Amanecerá más temprano y oscurecerá antes. Esta próxima madrugada toca, como cada final de octubre, cambiar la hora, adecuarse a lo que se ha dado en llamar horario de invierno. Atrasar una hora el reloj, vamos. La justificación es el ahorro energético, pero hay muchos que piensan que sólo es una medida estúpida.

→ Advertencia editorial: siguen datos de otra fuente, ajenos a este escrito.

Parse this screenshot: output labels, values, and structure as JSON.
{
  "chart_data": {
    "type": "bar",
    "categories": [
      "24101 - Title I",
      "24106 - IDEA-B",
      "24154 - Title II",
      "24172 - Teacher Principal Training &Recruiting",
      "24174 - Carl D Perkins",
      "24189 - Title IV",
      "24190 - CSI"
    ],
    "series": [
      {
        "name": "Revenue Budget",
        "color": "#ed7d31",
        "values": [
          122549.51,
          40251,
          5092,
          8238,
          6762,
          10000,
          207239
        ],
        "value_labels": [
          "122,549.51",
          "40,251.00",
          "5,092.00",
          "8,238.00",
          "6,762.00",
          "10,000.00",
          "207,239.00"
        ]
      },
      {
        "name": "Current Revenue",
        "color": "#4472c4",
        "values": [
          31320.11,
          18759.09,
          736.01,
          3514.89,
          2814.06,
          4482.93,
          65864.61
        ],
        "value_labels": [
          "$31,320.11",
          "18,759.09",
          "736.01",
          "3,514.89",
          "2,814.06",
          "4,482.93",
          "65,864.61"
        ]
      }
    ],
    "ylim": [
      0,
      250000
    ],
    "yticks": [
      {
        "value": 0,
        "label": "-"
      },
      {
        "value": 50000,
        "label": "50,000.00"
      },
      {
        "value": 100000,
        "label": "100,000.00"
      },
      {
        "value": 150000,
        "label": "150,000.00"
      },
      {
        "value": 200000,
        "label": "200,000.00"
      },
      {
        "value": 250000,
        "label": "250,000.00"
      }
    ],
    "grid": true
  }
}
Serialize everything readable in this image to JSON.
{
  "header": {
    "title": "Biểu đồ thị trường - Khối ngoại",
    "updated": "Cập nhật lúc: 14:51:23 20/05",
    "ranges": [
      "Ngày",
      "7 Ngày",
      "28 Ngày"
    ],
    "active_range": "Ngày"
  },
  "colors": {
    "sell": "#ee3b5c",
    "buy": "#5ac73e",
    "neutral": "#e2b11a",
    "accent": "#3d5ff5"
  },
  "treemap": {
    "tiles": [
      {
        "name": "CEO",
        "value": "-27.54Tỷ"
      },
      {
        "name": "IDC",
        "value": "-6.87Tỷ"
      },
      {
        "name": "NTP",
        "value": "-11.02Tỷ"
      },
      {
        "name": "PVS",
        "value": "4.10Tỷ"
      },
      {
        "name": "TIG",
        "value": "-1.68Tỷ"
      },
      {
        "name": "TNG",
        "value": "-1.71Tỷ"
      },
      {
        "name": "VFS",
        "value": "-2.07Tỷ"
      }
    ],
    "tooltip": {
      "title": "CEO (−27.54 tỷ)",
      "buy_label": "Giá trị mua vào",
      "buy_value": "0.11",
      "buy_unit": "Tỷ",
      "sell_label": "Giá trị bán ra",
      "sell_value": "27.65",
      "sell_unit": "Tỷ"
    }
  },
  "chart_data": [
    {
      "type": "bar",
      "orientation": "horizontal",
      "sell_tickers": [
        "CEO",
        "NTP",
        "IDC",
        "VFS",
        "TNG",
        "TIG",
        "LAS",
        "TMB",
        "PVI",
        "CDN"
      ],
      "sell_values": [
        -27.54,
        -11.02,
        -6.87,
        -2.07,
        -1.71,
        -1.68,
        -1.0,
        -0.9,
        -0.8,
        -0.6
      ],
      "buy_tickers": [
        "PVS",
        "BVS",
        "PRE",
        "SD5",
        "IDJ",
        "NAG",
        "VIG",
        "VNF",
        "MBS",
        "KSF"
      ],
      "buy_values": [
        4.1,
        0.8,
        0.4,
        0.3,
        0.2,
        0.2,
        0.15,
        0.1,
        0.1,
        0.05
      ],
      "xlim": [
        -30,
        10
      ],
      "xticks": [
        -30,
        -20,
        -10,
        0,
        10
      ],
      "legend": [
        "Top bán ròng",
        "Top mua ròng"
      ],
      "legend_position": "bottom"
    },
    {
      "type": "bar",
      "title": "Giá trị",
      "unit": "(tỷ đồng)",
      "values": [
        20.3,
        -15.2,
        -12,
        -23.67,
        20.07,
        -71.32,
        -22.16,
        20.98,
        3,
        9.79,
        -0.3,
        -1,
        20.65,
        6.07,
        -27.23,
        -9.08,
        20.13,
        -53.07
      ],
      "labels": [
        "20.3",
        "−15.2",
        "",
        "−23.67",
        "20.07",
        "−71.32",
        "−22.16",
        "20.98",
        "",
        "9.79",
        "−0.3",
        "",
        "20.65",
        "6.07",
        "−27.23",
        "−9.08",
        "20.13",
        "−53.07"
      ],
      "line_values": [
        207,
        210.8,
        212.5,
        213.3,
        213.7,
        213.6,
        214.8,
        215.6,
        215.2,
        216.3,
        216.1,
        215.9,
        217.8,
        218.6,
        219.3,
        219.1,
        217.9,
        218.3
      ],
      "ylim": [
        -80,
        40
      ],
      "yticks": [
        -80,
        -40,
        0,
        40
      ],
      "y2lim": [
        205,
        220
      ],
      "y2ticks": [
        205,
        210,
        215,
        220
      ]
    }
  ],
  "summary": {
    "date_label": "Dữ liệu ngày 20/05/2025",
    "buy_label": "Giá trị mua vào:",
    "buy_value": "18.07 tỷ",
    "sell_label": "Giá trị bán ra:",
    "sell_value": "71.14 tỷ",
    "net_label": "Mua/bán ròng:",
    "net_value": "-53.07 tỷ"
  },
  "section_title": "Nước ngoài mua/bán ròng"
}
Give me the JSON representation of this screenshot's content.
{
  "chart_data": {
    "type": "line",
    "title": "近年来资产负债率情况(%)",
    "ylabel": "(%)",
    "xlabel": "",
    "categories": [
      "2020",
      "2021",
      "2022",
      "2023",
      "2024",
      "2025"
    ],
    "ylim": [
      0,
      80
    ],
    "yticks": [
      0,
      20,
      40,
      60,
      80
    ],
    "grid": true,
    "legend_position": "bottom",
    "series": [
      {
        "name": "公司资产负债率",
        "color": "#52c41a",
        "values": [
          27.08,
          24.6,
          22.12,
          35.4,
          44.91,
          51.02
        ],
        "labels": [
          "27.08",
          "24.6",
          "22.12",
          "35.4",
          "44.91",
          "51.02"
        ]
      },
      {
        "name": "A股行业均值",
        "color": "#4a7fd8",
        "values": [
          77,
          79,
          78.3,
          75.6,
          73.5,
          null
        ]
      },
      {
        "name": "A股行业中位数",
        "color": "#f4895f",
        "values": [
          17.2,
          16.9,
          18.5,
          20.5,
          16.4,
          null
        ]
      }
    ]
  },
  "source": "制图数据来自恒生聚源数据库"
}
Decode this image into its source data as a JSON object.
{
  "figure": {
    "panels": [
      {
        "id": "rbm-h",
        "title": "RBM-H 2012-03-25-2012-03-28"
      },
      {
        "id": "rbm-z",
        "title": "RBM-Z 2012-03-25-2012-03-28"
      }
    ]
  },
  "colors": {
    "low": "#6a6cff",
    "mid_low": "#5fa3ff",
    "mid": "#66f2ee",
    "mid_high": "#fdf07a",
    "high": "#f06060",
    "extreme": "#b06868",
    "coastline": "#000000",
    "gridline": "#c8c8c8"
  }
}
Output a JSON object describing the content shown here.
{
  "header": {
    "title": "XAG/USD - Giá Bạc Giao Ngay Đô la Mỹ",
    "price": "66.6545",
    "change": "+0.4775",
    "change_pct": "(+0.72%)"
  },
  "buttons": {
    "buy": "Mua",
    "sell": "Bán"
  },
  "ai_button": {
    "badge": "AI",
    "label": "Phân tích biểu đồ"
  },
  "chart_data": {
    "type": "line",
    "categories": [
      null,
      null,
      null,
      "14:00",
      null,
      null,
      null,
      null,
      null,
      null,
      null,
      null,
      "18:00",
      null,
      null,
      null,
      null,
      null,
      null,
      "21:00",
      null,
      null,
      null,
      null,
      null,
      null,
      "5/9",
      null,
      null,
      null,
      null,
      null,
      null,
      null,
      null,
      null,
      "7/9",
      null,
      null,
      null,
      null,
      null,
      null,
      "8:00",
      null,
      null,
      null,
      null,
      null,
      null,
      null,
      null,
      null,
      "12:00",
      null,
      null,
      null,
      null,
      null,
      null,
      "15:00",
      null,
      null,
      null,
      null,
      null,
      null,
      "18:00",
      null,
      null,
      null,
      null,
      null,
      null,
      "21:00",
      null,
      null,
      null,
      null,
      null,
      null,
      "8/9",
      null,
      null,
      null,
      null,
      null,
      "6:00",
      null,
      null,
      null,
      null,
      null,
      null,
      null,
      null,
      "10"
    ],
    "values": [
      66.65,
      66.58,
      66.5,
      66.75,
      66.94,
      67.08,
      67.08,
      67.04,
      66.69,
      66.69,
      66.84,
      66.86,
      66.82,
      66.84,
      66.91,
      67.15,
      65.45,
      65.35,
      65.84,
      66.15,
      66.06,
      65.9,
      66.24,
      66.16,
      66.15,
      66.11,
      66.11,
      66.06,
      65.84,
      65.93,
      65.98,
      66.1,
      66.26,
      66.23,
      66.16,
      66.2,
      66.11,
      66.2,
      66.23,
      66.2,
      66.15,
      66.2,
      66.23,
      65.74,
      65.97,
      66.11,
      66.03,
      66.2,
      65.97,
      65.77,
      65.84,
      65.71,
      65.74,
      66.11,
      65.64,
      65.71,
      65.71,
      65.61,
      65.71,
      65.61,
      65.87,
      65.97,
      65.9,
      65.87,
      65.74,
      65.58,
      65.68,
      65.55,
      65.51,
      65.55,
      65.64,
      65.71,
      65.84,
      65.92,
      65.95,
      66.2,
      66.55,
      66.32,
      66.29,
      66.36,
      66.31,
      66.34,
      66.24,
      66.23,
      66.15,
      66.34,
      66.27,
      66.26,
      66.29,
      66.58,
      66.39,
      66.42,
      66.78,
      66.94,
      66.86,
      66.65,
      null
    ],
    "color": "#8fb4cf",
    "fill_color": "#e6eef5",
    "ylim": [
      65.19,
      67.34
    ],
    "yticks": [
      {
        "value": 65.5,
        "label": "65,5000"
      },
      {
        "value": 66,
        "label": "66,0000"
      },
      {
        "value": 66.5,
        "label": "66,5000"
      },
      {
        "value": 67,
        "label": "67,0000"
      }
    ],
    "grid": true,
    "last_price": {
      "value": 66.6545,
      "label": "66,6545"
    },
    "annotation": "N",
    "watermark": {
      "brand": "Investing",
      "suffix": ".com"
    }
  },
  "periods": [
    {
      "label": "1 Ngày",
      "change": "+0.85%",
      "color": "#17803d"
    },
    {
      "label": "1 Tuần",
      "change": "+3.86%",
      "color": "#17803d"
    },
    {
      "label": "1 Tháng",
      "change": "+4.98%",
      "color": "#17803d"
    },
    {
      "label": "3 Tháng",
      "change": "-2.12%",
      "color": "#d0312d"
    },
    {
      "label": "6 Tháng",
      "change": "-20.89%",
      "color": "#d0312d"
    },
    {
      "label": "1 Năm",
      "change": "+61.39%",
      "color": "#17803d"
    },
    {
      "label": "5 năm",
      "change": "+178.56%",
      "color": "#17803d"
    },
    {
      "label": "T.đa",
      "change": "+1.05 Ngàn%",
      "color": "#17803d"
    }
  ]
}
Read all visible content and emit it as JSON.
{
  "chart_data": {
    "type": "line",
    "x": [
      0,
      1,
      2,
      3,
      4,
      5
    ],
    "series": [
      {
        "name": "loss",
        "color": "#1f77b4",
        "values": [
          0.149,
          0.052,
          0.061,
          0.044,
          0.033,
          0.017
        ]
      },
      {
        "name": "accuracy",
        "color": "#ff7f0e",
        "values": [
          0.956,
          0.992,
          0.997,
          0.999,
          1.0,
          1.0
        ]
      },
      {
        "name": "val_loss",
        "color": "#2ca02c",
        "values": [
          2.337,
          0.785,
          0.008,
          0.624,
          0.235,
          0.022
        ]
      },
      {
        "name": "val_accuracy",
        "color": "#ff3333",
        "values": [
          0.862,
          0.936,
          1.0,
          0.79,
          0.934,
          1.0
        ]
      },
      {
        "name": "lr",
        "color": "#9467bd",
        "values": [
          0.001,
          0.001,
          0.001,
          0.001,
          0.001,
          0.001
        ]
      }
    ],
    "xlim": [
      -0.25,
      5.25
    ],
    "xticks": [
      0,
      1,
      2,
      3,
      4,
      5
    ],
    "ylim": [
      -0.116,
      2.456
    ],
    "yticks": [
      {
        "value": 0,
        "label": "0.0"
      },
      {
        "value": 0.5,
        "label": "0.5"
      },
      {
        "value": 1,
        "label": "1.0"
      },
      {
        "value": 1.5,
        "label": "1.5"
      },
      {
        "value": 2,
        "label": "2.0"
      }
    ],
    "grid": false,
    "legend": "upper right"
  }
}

El Estado mejicano de Sonora decidió en 1998 dejar de aplicar el horario de verano como se hacía en todo el país y en decenas y decenas de lugares del planeta. Lo hizo después de presentar un estudio médico que revelaba supuestas repercusiones en la salud de sus pobladores. Una de ellas fue que, según urólogos entrevistados, en general el apetito sexual se eleva hacia las 5 ó 6 de la mañana, paralelamente al incremento de los niveles de testosterona en sangre. Pues según constataron, el cambio de horario significó alterar los hábitos sexuales de la pareja, lo cual produjo problemas de sueño, fatiga y otros. Eso sí, donde no se pusieron de acuerdo es en el efecto que el cambio de horario produjo sobre aspectos específicos, como la capacidad de erección.

Lo anterior no es broma. Forma parte de una investigación realizada en el año 2000, dentro de un estudio sobre el ‘‘Impacto de la aplicación del horario de verano en la sociedad mexicana’’, encargado a la Universidad Autónoma de Méjico a solicitud de la Secretaría de Energía y la Comisión Federal de Electricidad del país. No hemos encontrado ningún análisis similar, y ninguno que haga referencia a las consecuencias de aplicar no ya el horario de verano, sino el de invierno, pero la realidad es que, cada último domingo de octubre una directiva europea nos obliga a cambiar la hora, o mejor dicho, a atrasarla.Pero no se fíe.

Si, por ejemplo, usted viaja esta próxima madrugada en tren de Italia a Alemania, puede pensar que llegará, digamos a Colonia, una hora más temprano de lo previsto. Pues se equivoca, llegará a la misma hora, ya que los puntuales alemanes, con tal de «llegar a la hora», hacen que todos los trenes nocturnos detengan su marcha por una hora a medianoche cuando la hora se atrasa.

Lo que empezo franklin

Lo que es seguro es que este domingo por la mañana más de uno llegará con una hora de adelanto a alguna cita. Al partido de fútbol de los domingos, a la salida montañera dominical, incluso a misa de doce. ¿Y por qué? Porque se ahorra energía, o al menos eso nos dicen desde la Unión Europea. Esta propuesta se aplicó como directiva en 1981, renovándose cada cuatro años, y obligaba a todos los estados de la UE a cumplirla, y asimismo otros países del mundo también la adoptaron. En el año 2001 se decidió aplicar el cambio de horario de forma indefinida en Europa, con excepción hecha de Islandia, que no sigue esta norma.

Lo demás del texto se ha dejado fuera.